Ukraine's march into nationhood leads to trouble Despite bumper crops, economy falters, and political system is in a shambles

September 19, 1993|By Kathy Lally | Kathy Lally,Staff Writer

KIEV, Ukraine -- Only two years ago, Ukraine marched bravely off to independence, confident that once freed of Soviet shackles it would thrive on its own rich, black soil.

It hasn't worked out.

This year's harvest has indeed been bountiful, but the plenty in the fields has served only to magnify the failures that daily confront a poverty-stricken people.

With grain in abundance, the citizens of Kiev have stood in line for hours to buy bread. Despite a bumper sunflower crop, weary shoppers search in vain for the sunflower oil on which every kitchen depends.

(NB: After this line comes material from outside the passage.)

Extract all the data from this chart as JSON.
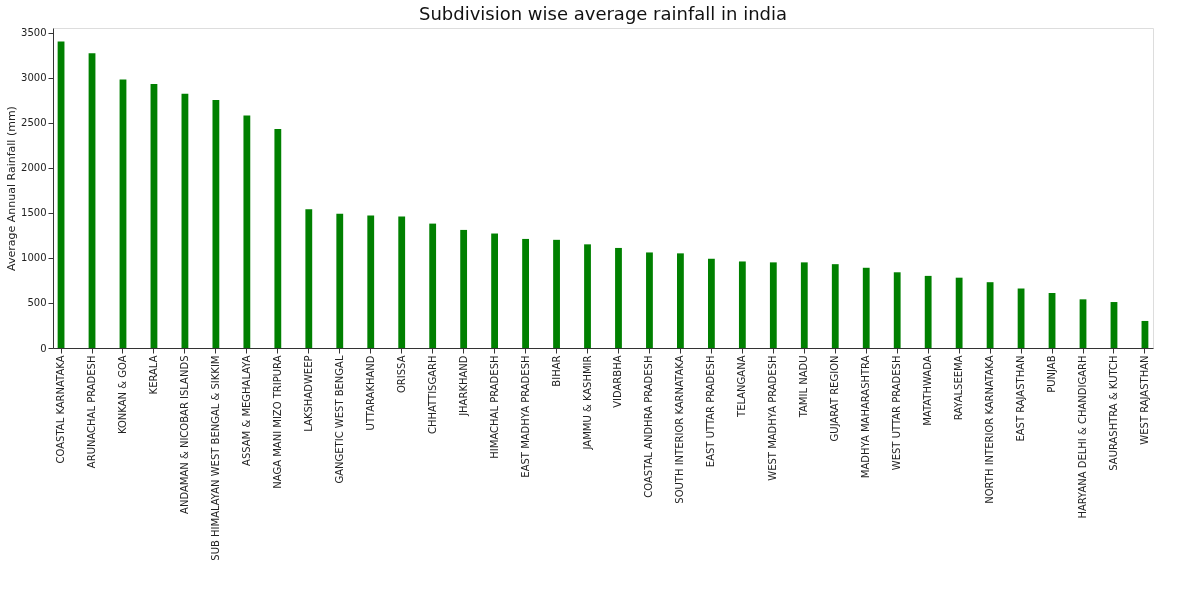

Two years of freedom have left the economy in shambles, the government in disarray and the nation near collapse. The political and economic systems of the old command have broken down and lie unused and unreplaced. The Parliament, president and prime minister are embroiled in all-consuming battle. Ukraine stands paralyzed, caught midway between past and future.

"What hope can we have?" asked Anastasia Sandratskaya, 33, as she furiously scrubbed a cafe window on Kiev's main street. "All we can hope for is new leaders. The only other way out is to lie down in the earth and die."

The level of mismanagement is astounding, resulting in horrifying statistics and rampaging inflation. Production is dropping precipitously, down 13.8 percent in the first six months of this year. Food prices shot up 67 percent in June alone. This month, the price for bread quadrupled and meat doubled. Spiraling prices have put 80 percent of the nation -- a country the size of France -- below the poverty level.

The Ukrainian currency, the karbovanets, makes the anemic Russian ruble look robust. It depreciated by 100 percent in one month alone. Originally pegged to the ruble, which now trades at about 1,000 to the dollar, the karbovanets sells for 8,000 to the dollar. During one panicky day in August, it fell to 19,000 to the dollar.

"Here I expect nothing," said Anya Kudim, 19, a music student, as she waited in line hoping to buy butter. "The only hope I have is to leave and go to the United States."

Both the conservative Parliament and the government have sought cautious reform, calling for slow, tightly controlled changes. But their desires for power and control over the process have led only to ferocious, unproductive wrangling.

Unable to agree between themselves on the best way to accomplish this, they have created a vacuum, which the National Bank of Ukraine has filled by rapidly printing money and issuing credits to keep old, unprofitable industries alive. The credits have resulted in a huge budget deficit, equivalent last year to 44 percent of the gross national product.

'Protest is inevitable'

The result has been disaster, with no meaningful reform in sight.

Those who favor faster reform assert that the political balance has become so tenuous that anything can happen.

"The people can't stand the situation any longer," said Volodymir M. Pylypchuk, a member of Parliament who wants quicker reform. "They don't believe in anything anymore. Protest is inevitable. We just don't know what form the protest will take."

These are unsettling sentiments in a country armed with nuclear weapons. Earlier this month, some of the anger began to emerge in bitter criticism of government plans to transfer the nuclear warheads based here to Russia for destruction. Another proposal to sell the Ukrainian share of the Black Sea fleet to Russia to pay off debt also roused nationalistic ardor.

And every day, things seem to get worse. Life has become so dark for Ukrainians that Russia appears positively prosperous by comparison. From here, Boris N. Yeltsin looks like a political genius of immense accomplishment.

Despite his own fractious Parliament and dismal economy, Mr. Yeltsin has created a sense of possibility. The stores in Moscow are filled now, though prices are high; the lines of a year and a half ago are forgotten.

"The difference is privatization," Mr. Pylypchuk said. "Yeltsin has made a great deal of progress with privatization. The bigger the private sector, the less the economy depends on government management."

Ukraine, he said, can produce enough grain, sugar and steel to pay for the ever-more expensive energy it desperately needs to buy from Russia -- if only it would accept the shock therapy of swift privatization and stanch the hemorrhaging money supply.

Reinventing government

"They still want to regulate production," Mr. Pylypchuk said. "Ukraine can provide itself with energy. There is nothing to prevent it -- except the ineffective management of the government."

Furthering the chaos, Prime Minister Leonid Kuchma resigned Sept. 9, admitting defeat, acknowledging he saw no prospects for compromise with the Parliament.

The next day, President Leonid Kravchuk prevailed upon him to stay on until Tuesday, when the Parliament convenes.